Some theaters in Minnesota — specifically, Yellow Tree Theater in Osseo, MN and Rochester Repertory Theater in Rochester, MN — have chosen to cast Blake in their shows. On top of performing, he was also hired as a teacher at the Repertory Theater, the exact position he held in LA when he allegedly contacted his students and abused his power to coerce them into having sex. When women in Minnesota contacted these theaters about their concerns, they were either shut down or completely ignored. Additionally, moderators for the Twin Cities Theater People Facebook group, which held members from all theater communities across Minneapolis and St. Paul, shut down conversations regarding Blake and his history of harassment. The group has since disbanded and been archived as a result of the conversations surrounding Blake.

FairPlay MN is an organization dedicated to building equitable spaces for women-trans-femme improvisers in the Twin Cities. In order to fulfill that mission, we must ensure that our performance spaces are free of individuals who have demonstrated dangerous and predatory behaviors in the past, particularly when that person has been removed from other theaters for this behavior. Claims from theaters he is currently working at have concluded that there is “no lawful evidence” of his behavior. One of our highest values in FairPlay is to believe the stories of survivors and do whatever is in our power to protect them. Whether or not an incident has made it to court and been verified (an outcome we all know is almost impossible to achieve), FairPlay believes these survivors stories and will act in defense of them.

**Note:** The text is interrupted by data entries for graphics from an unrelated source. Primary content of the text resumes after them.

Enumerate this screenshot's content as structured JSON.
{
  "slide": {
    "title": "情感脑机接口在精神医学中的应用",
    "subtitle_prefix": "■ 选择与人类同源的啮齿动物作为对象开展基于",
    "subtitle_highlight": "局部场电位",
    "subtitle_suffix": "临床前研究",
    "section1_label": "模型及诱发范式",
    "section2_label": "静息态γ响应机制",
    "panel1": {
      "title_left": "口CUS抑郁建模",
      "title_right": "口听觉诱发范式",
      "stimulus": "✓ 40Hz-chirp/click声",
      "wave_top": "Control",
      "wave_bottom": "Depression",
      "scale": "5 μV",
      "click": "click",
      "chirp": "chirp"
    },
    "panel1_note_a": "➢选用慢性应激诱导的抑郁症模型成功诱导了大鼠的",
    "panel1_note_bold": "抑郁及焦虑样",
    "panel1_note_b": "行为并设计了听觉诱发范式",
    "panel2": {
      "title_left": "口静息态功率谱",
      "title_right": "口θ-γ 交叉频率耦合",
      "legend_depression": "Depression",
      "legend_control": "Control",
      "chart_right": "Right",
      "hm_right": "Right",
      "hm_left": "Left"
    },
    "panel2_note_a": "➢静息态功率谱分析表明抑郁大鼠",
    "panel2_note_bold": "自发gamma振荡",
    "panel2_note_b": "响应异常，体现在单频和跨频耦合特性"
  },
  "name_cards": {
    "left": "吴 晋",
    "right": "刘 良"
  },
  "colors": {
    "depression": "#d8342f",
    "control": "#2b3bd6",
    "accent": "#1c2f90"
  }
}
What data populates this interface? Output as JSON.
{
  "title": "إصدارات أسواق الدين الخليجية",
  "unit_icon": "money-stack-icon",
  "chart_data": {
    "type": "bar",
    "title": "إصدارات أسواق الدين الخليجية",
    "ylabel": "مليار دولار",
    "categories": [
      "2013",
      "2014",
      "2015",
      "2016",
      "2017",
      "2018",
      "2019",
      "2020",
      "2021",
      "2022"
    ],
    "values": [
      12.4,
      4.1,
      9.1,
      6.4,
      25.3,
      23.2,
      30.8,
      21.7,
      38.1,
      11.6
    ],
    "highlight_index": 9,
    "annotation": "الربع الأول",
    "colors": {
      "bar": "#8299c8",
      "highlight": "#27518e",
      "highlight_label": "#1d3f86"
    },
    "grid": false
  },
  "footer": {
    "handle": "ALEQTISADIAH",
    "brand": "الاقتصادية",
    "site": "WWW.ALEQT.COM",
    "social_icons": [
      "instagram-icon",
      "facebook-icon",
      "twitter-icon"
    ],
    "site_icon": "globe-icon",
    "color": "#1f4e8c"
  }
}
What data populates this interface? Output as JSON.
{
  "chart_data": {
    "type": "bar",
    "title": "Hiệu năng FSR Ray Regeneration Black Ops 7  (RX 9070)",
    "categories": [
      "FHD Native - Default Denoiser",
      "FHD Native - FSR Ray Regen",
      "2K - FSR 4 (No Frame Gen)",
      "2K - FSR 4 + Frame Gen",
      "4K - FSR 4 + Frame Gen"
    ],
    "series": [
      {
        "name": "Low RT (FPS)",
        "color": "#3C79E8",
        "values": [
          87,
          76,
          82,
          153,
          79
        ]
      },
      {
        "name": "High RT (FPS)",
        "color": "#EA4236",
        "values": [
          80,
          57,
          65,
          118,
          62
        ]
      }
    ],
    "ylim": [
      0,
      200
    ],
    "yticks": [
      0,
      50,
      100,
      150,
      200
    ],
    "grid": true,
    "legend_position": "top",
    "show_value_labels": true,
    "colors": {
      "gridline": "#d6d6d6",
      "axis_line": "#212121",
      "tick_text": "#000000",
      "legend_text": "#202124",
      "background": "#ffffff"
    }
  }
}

Our primary goal as an organization has always been education and prevention. “Naming names” is not something we have actively participated in in the past, particularly because these situations can be difficult to handle. However, this situation demands our attention, and it demands we speak loudly and clearly. We have been advised that Blake now intends to move to Minneapolis from Rochester, MN, and we want to make ourselves perfectly clear: Blake Hogue is not welcome in our improv community, and we will actively vocalize our objections to his presence there. We urge the greater theater community to do the same. We urge those in power at these theaters to refrain from granting him positions of power when his track record demonstrates that he has used those positions of authority as a way to manipulate and hurt others.

This is not a witch hunt. A witch hunt is when women were falsely accused of impossible fallacies and then burned at the stake without a chance for redemption. Blake Hogue has been accused of harassment that he himself admitted to, and we no longer welcome him to be in the very same spaces where he committed those acts.

Something we have been asked in the past is “when is a person able to move past their mistakes?” or “when is someone considered forgiven for harassment?” And frankly, we don’t have an answer to that. There is a precedent in this country of harassers offering quick and insincere written apology statements as a way to remedy years of poor behavior, and then continuing to act the way they always have. There is no precedent for what it looks like to actually make radical change and repair the damages you have caused in your own community. If Blake wants to be the person to set this precedent, he is welcome to do so, but as it stands we are not convinced.

Every step we take as an organization is to better our improv community and change the way we understand our relationships with one another. Part of bettering our community is protecting it from those who have the ability to damage its members. Blake Hogue not only has the ability to harm, he has the track record to prove it.